Patrick_Regan: People see the Microsoft lab portion as an opportunity to show that you actually know how to use and configure the software component being tested. As long as you have worked with the technology, you will most likely breeze through the lab portion questions. However, if you have not dealt with software component, you can find this a huge time sync which may prevent you from answering later questions in the exam if you run out of time.
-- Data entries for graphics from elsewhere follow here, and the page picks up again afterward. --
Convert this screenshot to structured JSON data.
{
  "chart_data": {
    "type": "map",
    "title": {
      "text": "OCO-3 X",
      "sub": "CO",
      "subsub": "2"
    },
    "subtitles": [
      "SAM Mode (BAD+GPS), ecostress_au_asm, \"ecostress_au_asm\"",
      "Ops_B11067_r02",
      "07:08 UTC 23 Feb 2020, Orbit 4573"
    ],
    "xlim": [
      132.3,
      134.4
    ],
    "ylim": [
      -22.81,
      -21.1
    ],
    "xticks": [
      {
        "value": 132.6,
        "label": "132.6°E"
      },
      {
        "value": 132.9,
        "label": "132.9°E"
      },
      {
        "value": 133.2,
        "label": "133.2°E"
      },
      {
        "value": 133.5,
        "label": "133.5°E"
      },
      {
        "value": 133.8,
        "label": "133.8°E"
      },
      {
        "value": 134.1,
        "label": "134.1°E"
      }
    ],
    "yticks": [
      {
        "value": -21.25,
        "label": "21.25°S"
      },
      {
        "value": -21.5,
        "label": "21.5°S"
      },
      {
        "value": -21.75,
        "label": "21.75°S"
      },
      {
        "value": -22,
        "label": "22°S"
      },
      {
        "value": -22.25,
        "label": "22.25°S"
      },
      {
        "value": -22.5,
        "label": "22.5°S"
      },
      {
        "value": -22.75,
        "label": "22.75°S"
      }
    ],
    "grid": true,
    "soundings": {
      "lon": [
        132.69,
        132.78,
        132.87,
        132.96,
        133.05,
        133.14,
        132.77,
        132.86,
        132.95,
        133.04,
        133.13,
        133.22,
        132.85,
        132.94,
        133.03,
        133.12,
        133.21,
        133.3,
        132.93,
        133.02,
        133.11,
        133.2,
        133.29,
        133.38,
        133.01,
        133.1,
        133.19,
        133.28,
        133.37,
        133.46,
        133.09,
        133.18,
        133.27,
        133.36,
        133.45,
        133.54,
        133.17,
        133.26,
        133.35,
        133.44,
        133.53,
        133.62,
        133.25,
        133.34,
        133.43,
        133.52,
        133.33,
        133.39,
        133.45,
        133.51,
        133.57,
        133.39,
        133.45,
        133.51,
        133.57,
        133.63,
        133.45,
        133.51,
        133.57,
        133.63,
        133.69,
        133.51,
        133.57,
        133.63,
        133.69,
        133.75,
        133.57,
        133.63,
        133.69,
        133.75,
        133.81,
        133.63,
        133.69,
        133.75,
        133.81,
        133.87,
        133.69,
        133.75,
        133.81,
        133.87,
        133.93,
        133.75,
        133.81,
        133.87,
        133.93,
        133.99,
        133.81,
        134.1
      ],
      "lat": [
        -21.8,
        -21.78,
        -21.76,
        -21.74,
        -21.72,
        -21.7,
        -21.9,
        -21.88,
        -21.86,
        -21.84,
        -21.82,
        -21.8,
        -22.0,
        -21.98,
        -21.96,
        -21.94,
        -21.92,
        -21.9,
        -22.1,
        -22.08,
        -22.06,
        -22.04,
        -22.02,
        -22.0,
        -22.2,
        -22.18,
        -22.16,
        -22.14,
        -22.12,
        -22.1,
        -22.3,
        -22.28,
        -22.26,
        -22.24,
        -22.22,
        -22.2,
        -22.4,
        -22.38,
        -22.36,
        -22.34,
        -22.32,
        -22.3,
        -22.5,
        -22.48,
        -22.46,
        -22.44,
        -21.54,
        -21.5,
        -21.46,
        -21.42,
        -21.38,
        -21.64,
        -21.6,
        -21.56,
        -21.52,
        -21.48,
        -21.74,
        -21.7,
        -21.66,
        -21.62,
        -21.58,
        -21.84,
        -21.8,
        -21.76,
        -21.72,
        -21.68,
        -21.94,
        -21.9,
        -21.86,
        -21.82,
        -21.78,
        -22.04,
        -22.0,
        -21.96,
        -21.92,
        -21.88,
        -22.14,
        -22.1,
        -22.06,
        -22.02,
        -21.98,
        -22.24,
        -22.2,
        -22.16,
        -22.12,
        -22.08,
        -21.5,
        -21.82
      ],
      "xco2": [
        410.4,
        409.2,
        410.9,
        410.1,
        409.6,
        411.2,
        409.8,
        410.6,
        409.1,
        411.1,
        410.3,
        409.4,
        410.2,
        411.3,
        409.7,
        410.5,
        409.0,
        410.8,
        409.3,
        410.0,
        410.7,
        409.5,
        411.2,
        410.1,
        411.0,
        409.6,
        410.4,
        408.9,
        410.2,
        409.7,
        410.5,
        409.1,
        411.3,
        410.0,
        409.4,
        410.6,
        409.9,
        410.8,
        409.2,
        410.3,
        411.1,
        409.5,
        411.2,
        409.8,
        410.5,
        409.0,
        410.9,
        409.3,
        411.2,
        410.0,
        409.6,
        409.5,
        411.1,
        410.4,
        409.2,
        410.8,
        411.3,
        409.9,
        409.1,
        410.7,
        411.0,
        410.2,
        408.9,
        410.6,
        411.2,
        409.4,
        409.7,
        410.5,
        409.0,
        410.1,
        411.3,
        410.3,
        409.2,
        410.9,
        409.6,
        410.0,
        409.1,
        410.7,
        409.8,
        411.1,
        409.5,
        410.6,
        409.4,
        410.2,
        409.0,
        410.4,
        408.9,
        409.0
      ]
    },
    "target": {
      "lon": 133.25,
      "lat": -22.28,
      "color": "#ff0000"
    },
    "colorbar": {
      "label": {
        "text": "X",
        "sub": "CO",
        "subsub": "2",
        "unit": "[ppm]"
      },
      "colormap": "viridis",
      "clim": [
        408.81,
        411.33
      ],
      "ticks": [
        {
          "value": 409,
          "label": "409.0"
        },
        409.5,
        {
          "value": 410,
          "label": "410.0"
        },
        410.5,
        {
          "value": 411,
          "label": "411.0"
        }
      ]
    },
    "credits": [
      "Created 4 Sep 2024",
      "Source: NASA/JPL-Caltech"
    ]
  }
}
One of the biggest tips to give for these types of questions is to follow exactly what they are asking for, do no less, do no more, since the end result is being graded and if the end result does not match the correct answer, you get it wrong.

TomKat24: What's up with Microsoft Certified Technology Specialist? Is that a cert that is worth the bother?

Patrick_Regan: The Microsoft Certified Technology Specialist (MCTS) is the replacement for the Microsoft Product Specialist. While you go for the more advanced certification such as the Microsoft Certified IT Professional (MCITP), the MCTS will give you some benefits, including access to search the Microsoft Product Support Knowledge Base that is not available to the general public. And it gets you automatically subscribed to MCP Flash. This monthly newsletter announces program updates; training, exam, and credential availability and retirements; special offers for MCPs; and some job-hunting "bells-and-whistles". Also some of the MCTS certs such as Exchange, SQL, SharePoint and CRM can make you stand out from others.

RandyBear: Of all the certifications you've earned in your own career, what was the hardest and why?